The most significant differences between dinoflagellate and R. Rubrum Rubiscos are the two insertions present in the dinoflagellate RbcL amino acid sequence (Figure 1A, red rectangles). The first insertion contains three negatively charged amino acids in position 413, and the second insertion is made up of eight amino acids in position 425. Both inserts may be treated as one longer, dinoflagellate-specific motif. The possible role of those inserts will be further discussed on the base of constructed models.
To conclude, we built a structural model of dinoflagellate Rubisco based on known form II homologs of this enzyme (Fig.2). Dinoflagellates, as mentioned, belong to the Eucaryota, but their Rubisco, classified as type II, is nuclearly encoded in three repeats, differently to other known eukaryotic Rubiscos of type I. This feature may reflect the evolutional history of the Rubisco enzyme, as dinoflagellate Rubisco shows characteristics of both eukaryotic and prokaryotic organisms.
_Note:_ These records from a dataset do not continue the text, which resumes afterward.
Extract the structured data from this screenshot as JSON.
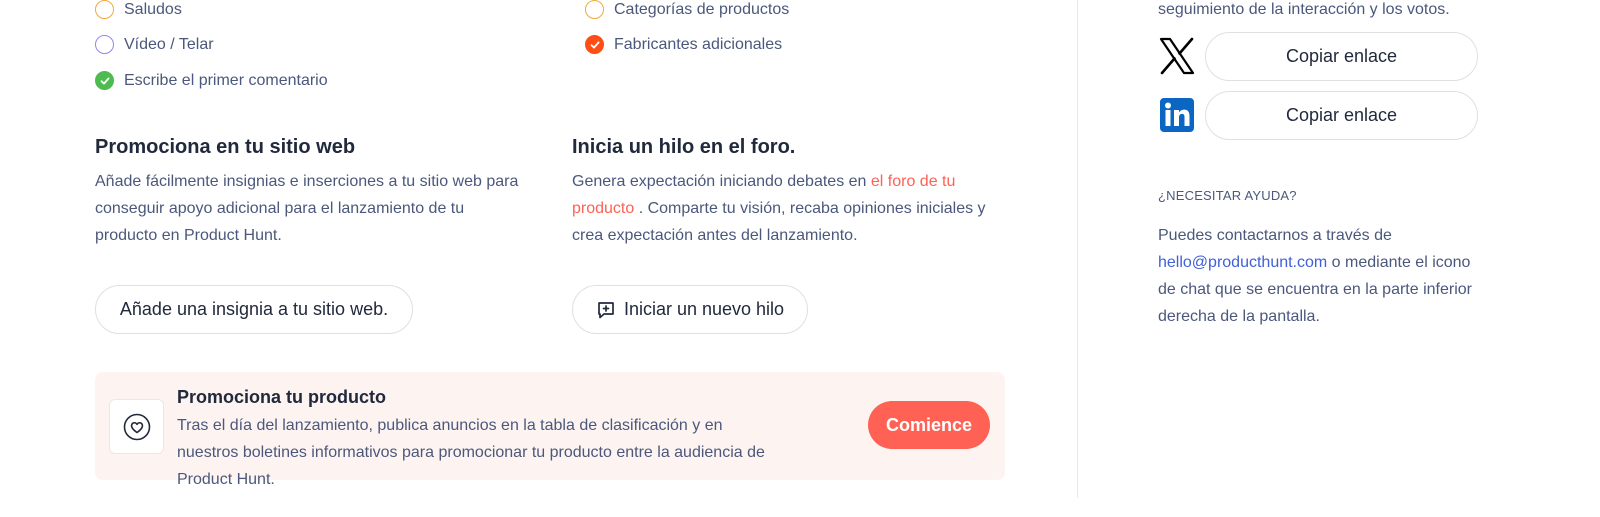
{
  "checklist": {
    "left": [
      {
        "label": "Saludos",
        "state": "pending",
        "color": "#f2a93b"
      },
      {
        "label": "Vídeo / Telar",
        "state": "pending",
        "color": "#8f86f4"
      },
      {
        "label": "Escribe el primer comentario",
        "state": "done",
        "color": "#4dbb4f"
      }
    ],
    "right": [
      {
        "label": "Categorías de productos",
        "state": "pending",
        "color": "#f2a93b"
      },
      {
        "label": "Fabricantes adicionales",
        "state": "done",
        "color": "#ff4d16"
      }
    ]
  },
  "website": {
    "title": "Promociona en tu sitio web",
    "text": "Añade fácilmente insignias e inserciones a tu sitio web para conseguir apoyo adicional para el lanzamiento de tu producto en Product Hunt.",
    "button": "Añade una insignia a tu sitio web."
  },
  "forum": {
    "title": "Inicia un hilo en el foro.",
    "text_before": "Genera expectación iniciando debates en ",
    "link": "el foro de tu producto",
    "text_after": " . Comparte tu visión, recaba opiniones iniciales y crea expectación antes del lanzamiento.",
    "button": "Iniciar un nuevo hilo",
    "button_icon": "message-plus-icon"
  },
  "promo": {
    "title": "Promociona tu producto",
    "text": "Tras el día del lanzamiento, publica anuncios en la tabla de clasificación y en nuestros boletines informativos para promocionar tu producto entre la audiencia de Product Hunt.",
    "button": "Comience",
    "icon": "heart-circle-icon",
    "accent": "#ff6154"
  },
  "sidebar": {
    "top_text": "seguimiento de la interacción y los votos.",
    "share": [
      {
        "network": "x-icon",
        "label": "Copiar enlace"
      },
      {
        "network": "linkedin-icon",
        "label": "Copiar enlace"
      }
    ],
    "help_heading": "¿NECESITAR AYUDA?",
    "help_before": "Puedes contactarnos a través de ",
    "help_email": "hello@producthunt.com",
    "help_after": " o mediante el icono de chat que se encuentra en la parte inferior derecha de la pantalla."
  }
}
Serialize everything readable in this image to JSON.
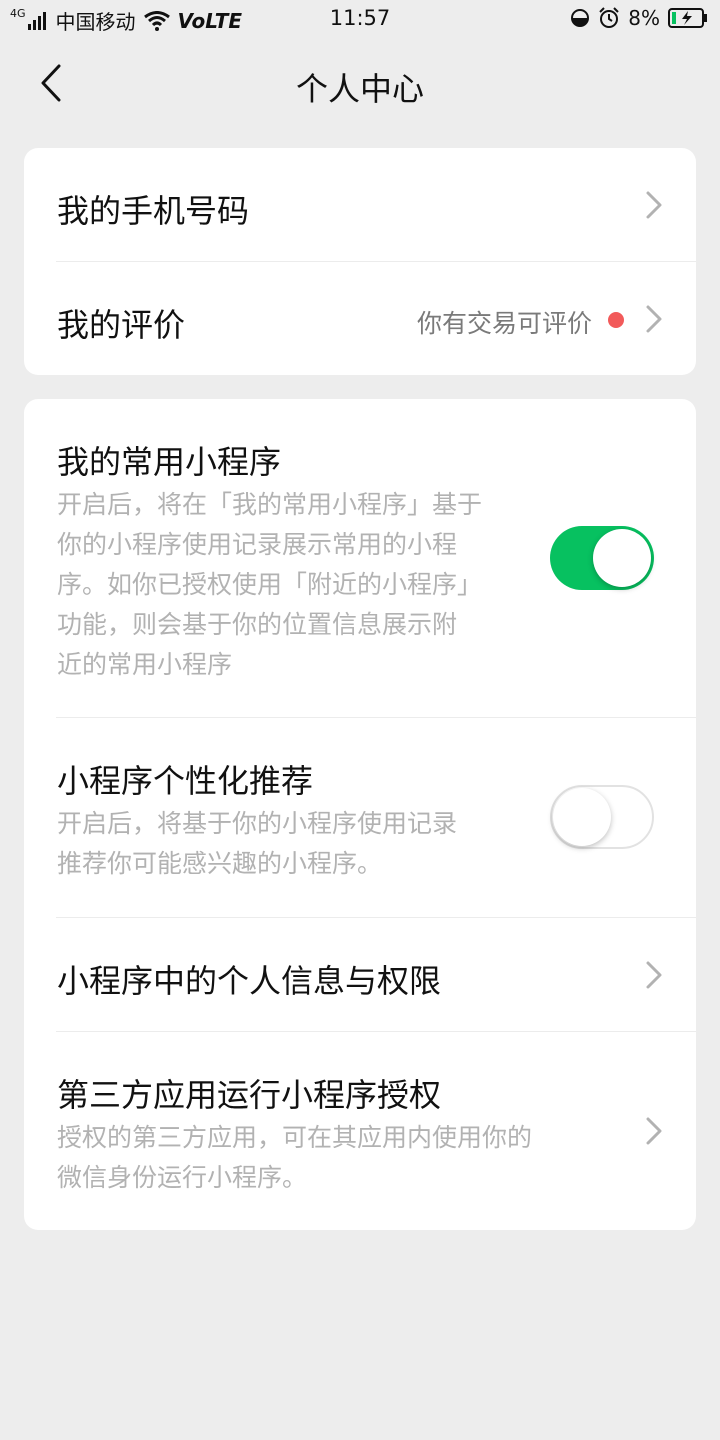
{
  "status_bar": {
    "network_type": "4G",
    "carrier": "中国移动",
    "volte": "VoLTE",
    "time": "11:57",
    "battery": "8%"
  },
  "nav": {
    "title": "个人中心"
  },
  "card1": {
    "phone": {
      "title": "我的手机号码"
    },
    "review": {
      "title": "我的评价",
      "hint": "你有交易可评价"
    }
  },
  "card2": {
    "common_miniprograms": {
      "title": "我的常用小程序",
      "desc_lines": [
        "开启后，将在「我的常用小程序」基于",
        "你的小程序使用记录展示常用的小程",
        "序。如你已授权使用「附近的小程序」",
        "功能，则会基于你的位置信息展示附",
        "近的常用小程序"
      ],
      "enabled": true
    },
    "personalized": {
      "title": "小程序个性化推荐",
      "desc_lines": [
        "开启后，将基于你的小程序使用记录",
        "推荐你可能感兴趣的小程序。"
      ],
      "enabled": false
    },
    "privacy": {
      "title": "小程序中的个人信息与权限"
    },
    "third_party": {
      "title": "第三方应用运行小程序授权",
      "desc_lines": [
        "授权的第三方应用，可在其应用内使用你的",
        "微信身份运行小程序。"
      ]
    }
  },
  "colors": {
    "accent_green": "#07c160",
    "red_dot": "#f25a5a",
    "background": "#ededed"
  }
}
It should be kept in mind that this is an in silico study without crystallographic confirmation; however, it comes out with several indications, which may help in further studies. First, we confirmed that the catalytical site of the enzyme is conserved, and therefore is not an explanation for differences noted between dinoflagellate Rubiscos and its homologs from other organisms. Therefore, the experimentally observed loss of activity of isolated dinoflagellate enzyme must be linked to other structural features of the protein.
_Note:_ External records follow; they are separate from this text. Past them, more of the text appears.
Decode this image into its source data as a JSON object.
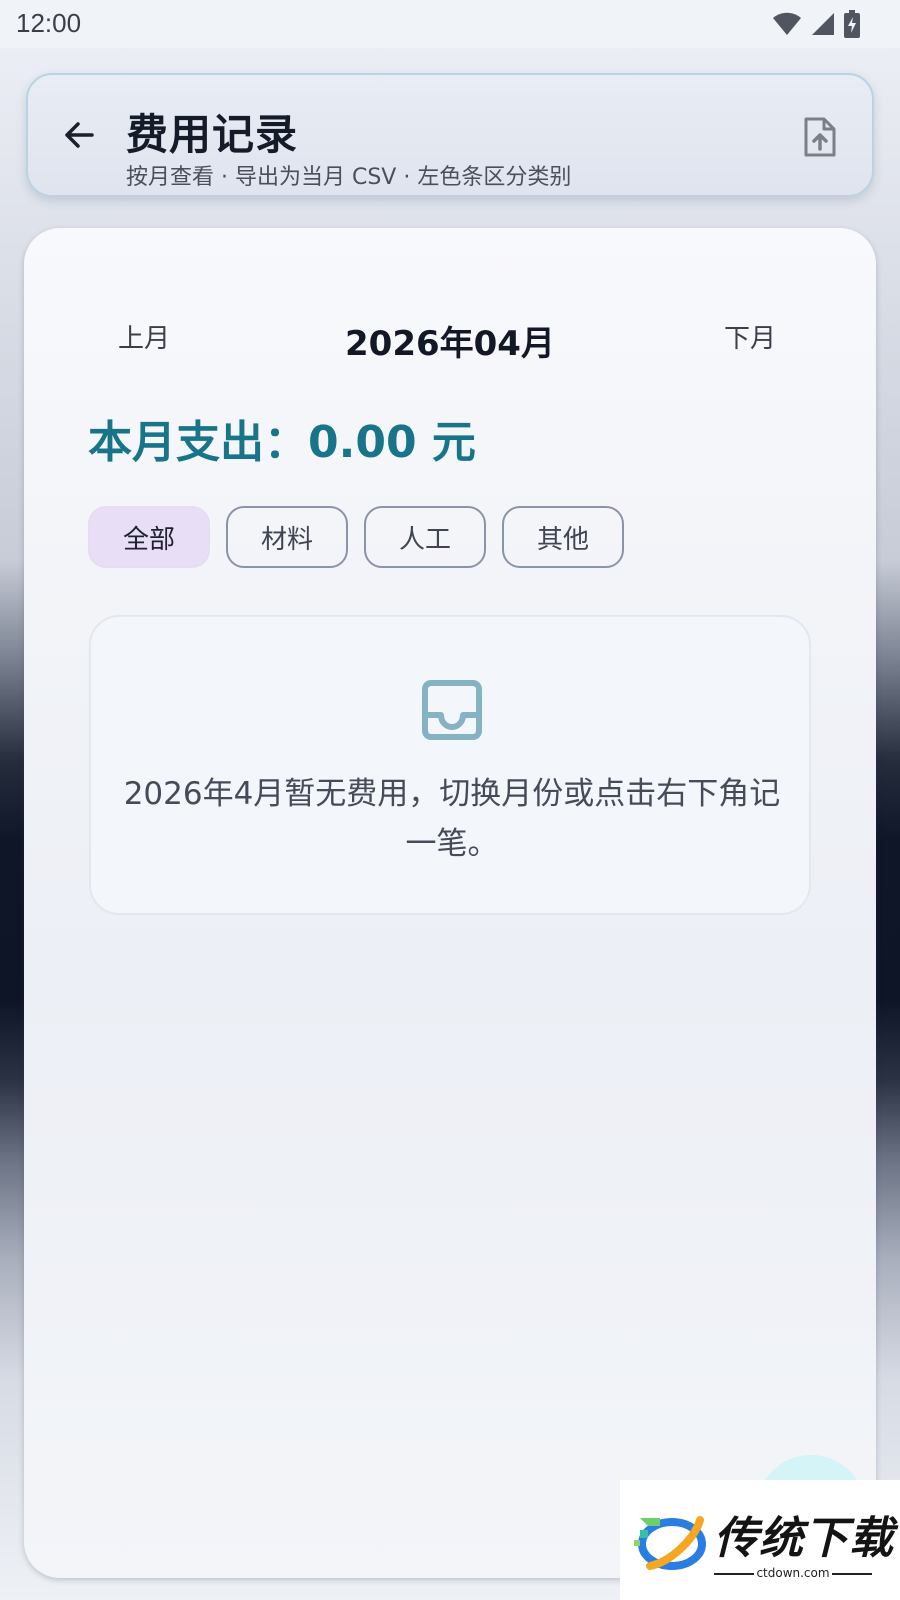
{
  "status_bar": {
    "time": "12:00"
  },
  "header": {
    "title": "费用记录",
    "subtitle": "按月查看 · 导出为当月 CSV · 左色条区分类别",
    "back_icon": "arrow-left-icon",
    "export_icon": "file-upload-icon"
  },
  "month_nav": {
    "prev_label": "上月",
    "current": "2026年04月",
    "next_label": "下月"
  },
  "summary": {
    "total_label": "本月支出：0.00 元"
  },
  "filters": {
    "chips": [
      {
        "label": "全部",
        "selected": true
      },
      {
        "label": "材料",
        "selected": false
      },
      {
        "label": "人工",
        "selected": false
      },
      {
        "label": "其他",
        "selected": false
      }
    ]
  },
  "empty_state": {
    "icon": "inbox-icon",
    "message": "2026年4月暂无费用，切换月份或点击右下角记一笔。"
  },
  "watermark": {
    "brand": "传统下载",
    "domain": "ctdown.com"
  },
  "colors": {
    "accent": "#177489",
    "selected_chip": "#e8dff6",
    "header_border": "#b9d3e4",
    "fab": "#d4f4f8"
  }
}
Figure 2 Large subunit monomers from R. palustris (A, green ribbon structure), modelled Symbiodinium sp. Rubisco structure (B, violet ribbon structure), and a superimposition of both structures (C). Red colour indicates a novel loop (insert 425) in the Symbiodinium sp Rubisco structure.
We found, that Rubisco from Symbiodinium sp. has twice as many cysteine residues as the Rubisco from R. rubrum. We postulate that the higher amount of cysteines, which are known to be responsible for redox regulation, might be the cause for high instability of dinoflagellate Rubisco. This observation suggests that the isolation of an active enzyme from a natural source may need additional optimization of redox conditions; the active enzyme expression in a heterological system may also require overcoming of the folding limitations.
Our analysis showed that the dinoflagellatae Rubisco is a hexamer (a trimer of dimers) rather than, as previously suggested, a L2 type enzyme. The indicated hexamer has a more complex structure than a simple dimer. This knowledge might help to obtain a stable purified enzyme, mostly by including chaperone proteins in the process, aiding in formation of a higher oligomer. We may hypothesize that these might be, at least in part, the chaperones alike to those of higher plants; however, it needs further experimental confirmation.
We also show that dinoflagellate Rubiscos contain a novel motif, consisting of a helix extension and a loop. Location of this motif excludes its direct involvement in a catalytical reaction, suggesting rather a role in interaction with an unknown protein partner of possible regulatory function. As a proof of concept, we expressed the Symbiodinium sp. RbcL without the loop, finding the protein solubility to be on a significantly lower level. This loop; therefore, maybe important for the interactions with other proteins, such as a possible unknown regulatory protein as well as chaperones. Again, this makes the dinoflagellate enzyme more similar to the eukaryotic Rubisco due to the similar need for a series of chaperone proteins in order to assemble into an active enzyme. All these findings bring us closer to explaining dinoflagellate Rubisco’s surprising features. Full understanding of Rubisco characteristics will make possible reengineering it to gain a higher yield of CO2 assimilation, what may benefit in higher crop yield and an overall improvement in biosphere CO2 level.